Atlantic Yards/Pacific Park FAQ, timeline, and infographics (pinned post)

Extell turns to immigrant investor funding to support its International Gem Tower in the Diamond District

The Extell Development Corporation, one of the city's most bold and ambitious developers, was the only rival to the belated RFP for the Vanderbilt Yard issued by the Metropolitan Transportation Authority in July 2005, some 18 months after city and state officials announced their backing for the Atlantic Yards plan, which included the railyard.

Now Extell is taking a cue from Forest City Ratner, seeking a low-interest loan from immigrant investors under the EB-5 program to help finance its $750 million International Gem Tower, a long-gestating--and apparently, under-financed--tower in the Diamond District of Manhattan, on 47th Street between Fifth and Sixth Avenues.

It's established the Extell New York Regional Center, with federal approval. The web site is translated into Chinese, Spanish, and Russian, indicating the home languages of the likely investors. It's unclear how much money is sought, but it has begun to accelerate marketing efforts in China, hiring consultant Brian Su.

EB-5 investors, who invest in a job-creating project in exchange for green cards for themselves, must put up $1 million or only $500,000 if the project's located in a Targeted Employment Area (TEA), with 150% of the national unemployment rate.

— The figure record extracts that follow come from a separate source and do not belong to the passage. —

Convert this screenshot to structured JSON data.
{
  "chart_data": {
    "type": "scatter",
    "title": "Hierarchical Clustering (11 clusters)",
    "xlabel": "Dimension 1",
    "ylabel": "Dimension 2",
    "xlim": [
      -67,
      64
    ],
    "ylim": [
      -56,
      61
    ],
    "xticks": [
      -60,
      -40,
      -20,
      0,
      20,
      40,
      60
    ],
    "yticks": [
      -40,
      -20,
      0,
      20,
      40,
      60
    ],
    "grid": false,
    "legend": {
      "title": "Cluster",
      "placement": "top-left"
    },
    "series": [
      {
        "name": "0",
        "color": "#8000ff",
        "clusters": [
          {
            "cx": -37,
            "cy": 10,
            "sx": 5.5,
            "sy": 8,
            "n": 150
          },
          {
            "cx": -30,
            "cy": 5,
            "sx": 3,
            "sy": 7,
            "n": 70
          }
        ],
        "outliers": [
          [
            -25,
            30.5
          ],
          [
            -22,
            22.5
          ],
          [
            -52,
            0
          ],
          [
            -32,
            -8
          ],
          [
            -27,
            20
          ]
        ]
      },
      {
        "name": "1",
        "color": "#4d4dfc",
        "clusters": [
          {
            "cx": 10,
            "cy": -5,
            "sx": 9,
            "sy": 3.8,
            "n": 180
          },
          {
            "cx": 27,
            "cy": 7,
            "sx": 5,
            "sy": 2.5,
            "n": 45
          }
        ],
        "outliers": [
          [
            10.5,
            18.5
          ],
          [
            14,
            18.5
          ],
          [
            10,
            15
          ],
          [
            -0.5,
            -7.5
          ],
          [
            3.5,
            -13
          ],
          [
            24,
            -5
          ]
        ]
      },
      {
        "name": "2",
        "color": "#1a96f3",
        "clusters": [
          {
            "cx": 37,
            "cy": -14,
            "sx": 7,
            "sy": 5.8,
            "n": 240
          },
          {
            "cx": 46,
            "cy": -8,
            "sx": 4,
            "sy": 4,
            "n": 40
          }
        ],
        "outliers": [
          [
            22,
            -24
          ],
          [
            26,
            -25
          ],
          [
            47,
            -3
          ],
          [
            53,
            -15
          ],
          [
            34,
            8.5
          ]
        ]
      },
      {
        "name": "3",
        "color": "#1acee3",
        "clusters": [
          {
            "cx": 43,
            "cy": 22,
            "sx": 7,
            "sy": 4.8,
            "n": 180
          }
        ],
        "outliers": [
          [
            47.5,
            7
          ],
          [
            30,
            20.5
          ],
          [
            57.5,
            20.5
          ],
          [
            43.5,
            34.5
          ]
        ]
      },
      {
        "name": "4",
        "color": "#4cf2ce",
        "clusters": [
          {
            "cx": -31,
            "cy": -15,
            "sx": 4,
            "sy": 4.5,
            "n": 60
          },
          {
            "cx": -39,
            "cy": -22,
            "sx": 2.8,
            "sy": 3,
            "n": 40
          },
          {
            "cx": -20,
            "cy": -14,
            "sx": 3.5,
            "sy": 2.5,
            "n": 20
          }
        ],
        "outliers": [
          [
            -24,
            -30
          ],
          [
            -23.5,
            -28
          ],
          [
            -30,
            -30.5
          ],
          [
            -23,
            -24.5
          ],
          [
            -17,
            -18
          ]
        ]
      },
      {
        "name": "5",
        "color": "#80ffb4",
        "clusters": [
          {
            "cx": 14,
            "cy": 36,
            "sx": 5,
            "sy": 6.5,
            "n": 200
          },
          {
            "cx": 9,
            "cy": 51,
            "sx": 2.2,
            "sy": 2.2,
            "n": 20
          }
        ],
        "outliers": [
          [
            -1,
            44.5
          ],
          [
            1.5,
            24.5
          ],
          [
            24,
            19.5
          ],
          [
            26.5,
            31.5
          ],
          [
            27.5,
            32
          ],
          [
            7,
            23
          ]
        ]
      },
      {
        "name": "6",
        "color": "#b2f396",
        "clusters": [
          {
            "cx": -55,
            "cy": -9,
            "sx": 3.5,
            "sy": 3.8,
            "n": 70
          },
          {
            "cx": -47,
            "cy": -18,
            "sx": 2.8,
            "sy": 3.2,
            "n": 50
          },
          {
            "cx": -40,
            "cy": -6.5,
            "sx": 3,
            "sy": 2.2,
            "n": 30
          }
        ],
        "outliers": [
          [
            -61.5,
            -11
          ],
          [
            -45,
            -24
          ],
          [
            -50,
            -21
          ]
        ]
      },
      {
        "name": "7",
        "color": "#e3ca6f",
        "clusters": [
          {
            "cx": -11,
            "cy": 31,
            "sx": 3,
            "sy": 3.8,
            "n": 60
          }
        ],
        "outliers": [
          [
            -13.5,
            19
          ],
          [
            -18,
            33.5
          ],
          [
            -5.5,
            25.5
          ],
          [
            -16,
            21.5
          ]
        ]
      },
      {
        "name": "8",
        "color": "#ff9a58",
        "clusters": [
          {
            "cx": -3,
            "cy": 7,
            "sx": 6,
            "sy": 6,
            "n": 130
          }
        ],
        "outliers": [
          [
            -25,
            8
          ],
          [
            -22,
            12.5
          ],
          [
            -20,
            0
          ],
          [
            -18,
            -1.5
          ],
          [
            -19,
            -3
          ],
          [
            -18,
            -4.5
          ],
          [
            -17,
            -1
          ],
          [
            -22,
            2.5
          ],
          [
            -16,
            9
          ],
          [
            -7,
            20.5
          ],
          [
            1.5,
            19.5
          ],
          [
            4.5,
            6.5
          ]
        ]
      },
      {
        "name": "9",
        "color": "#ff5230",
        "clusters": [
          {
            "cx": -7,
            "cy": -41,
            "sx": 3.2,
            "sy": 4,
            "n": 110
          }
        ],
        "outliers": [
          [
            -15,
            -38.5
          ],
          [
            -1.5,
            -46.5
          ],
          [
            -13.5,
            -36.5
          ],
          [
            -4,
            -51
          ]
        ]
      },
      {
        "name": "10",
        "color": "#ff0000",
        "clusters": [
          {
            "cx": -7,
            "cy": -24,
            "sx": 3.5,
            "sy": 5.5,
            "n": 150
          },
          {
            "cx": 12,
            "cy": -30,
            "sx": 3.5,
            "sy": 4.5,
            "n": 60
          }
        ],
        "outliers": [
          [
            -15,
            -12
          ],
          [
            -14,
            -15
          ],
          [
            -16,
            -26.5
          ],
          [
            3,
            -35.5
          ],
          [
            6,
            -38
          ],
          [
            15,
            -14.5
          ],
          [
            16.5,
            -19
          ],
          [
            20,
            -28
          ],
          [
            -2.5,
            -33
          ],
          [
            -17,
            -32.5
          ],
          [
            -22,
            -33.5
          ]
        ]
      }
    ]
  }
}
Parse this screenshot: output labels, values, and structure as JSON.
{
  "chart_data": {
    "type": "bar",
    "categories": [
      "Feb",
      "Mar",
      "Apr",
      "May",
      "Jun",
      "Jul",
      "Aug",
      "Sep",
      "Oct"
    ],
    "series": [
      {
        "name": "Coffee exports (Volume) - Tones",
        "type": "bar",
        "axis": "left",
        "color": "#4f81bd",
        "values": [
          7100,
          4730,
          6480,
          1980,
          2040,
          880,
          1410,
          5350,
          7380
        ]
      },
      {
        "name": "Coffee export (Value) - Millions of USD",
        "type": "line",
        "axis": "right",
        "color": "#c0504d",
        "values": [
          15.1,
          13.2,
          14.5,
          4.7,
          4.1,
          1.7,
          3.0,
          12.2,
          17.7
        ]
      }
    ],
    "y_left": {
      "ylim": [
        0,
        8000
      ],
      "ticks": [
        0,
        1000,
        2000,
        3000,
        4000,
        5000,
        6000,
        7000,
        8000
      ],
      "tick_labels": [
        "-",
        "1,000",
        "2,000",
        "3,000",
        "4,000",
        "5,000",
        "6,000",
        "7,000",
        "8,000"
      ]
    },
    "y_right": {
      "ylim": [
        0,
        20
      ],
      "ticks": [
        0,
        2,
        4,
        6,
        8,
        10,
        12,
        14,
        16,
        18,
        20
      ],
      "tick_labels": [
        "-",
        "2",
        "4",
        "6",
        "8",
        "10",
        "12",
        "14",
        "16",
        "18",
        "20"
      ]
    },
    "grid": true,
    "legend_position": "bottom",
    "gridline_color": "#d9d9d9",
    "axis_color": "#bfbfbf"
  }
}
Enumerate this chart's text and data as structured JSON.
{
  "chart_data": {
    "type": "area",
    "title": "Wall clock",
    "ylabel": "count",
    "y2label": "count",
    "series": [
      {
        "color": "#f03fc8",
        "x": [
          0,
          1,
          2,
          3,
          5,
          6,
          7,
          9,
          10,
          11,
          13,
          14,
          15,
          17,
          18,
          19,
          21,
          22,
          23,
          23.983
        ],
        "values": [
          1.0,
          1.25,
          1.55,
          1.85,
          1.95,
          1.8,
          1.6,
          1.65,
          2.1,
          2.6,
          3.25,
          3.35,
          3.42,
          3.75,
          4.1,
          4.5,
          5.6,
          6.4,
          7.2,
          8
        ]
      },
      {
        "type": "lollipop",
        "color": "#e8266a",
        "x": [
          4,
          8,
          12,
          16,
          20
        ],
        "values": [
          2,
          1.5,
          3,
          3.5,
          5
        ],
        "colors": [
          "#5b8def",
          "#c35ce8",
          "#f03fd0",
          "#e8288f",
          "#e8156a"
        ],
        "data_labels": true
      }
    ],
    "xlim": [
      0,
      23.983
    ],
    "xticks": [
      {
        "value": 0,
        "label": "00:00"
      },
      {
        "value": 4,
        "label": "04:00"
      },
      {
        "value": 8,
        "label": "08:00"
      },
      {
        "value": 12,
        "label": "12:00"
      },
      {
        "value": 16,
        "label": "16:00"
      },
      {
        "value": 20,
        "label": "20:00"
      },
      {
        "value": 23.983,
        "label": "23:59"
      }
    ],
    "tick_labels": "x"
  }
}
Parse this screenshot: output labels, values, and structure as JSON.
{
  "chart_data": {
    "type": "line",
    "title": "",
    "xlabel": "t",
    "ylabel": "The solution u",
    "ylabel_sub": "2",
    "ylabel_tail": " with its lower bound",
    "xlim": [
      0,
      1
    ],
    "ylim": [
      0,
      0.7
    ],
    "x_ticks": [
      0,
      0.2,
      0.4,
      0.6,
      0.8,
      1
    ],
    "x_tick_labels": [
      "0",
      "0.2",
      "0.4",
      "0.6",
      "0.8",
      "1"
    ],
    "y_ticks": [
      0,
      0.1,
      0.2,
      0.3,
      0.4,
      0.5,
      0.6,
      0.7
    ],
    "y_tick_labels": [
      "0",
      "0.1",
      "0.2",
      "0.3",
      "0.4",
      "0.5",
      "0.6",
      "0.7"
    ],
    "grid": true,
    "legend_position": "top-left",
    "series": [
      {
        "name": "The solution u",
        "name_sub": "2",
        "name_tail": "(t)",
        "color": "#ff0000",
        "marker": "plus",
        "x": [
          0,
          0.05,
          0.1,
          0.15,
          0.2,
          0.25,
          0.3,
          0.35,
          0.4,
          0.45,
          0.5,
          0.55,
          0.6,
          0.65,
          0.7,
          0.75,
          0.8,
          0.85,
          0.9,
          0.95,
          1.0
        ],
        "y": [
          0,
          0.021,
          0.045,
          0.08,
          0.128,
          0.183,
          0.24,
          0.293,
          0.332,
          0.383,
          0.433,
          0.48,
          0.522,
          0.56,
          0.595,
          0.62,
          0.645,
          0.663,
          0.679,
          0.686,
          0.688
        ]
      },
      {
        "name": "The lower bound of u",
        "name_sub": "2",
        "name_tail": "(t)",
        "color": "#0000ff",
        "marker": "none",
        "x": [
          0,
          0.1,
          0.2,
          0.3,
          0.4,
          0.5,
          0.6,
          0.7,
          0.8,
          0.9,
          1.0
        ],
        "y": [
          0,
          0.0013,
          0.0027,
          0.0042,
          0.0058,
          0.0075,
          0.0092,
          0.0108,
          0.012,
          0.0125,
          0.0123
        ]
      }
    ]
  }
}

Almost all investors seek projects that are in TEAs, so to draw such a TEA--a string of census tracts that includes the project site --likely will require some gerrymandering, as with the Atlantic Yards TEA.

Long gestation

The 34-story tower was approved in 2006, and the site was excavated, with a foundation poured, in 2009, the New York Times reported 5/19/09,

The web site, which seems stale, said the lower tower floors are supposed to be completed by first quarter 2012 (see graphic below), though a 3/31/11 press release stated, without acknowledging that the goalposts had moved, that "delivery is still expected 2nd half of 2012."


Finding financing


How can the project stay on schedule without construction financing? The FAQ answers:
The development is being funded through partner equity until financing is secured. Excavation and foundations are complete and as of August 2009 a crane has been delivered to the site and construction has commenced.
In a 12/27/10 article, the Wall Street Journal reported:
In recent weeks, Extell executed contracts to buy the steel and the glass curtain wall for the building, company executives said, and they plan to start vertical construction by March.
Should construction indeed begin—the building has previously moved slower than its developers have pledged—it would represent a risky and unusual move on a large, mostly speculative tower at a time when new construction of office buildings has virtually ground to a halt citywide.
Developers rarely build without loans to finance construction given the high costs and risks. Banks have been particularly cautious in making such loans in the past three years, requiring landlords to have tenants committed to lease major portions of buildings at healthy rents.
Now another source of construction financing will be sought.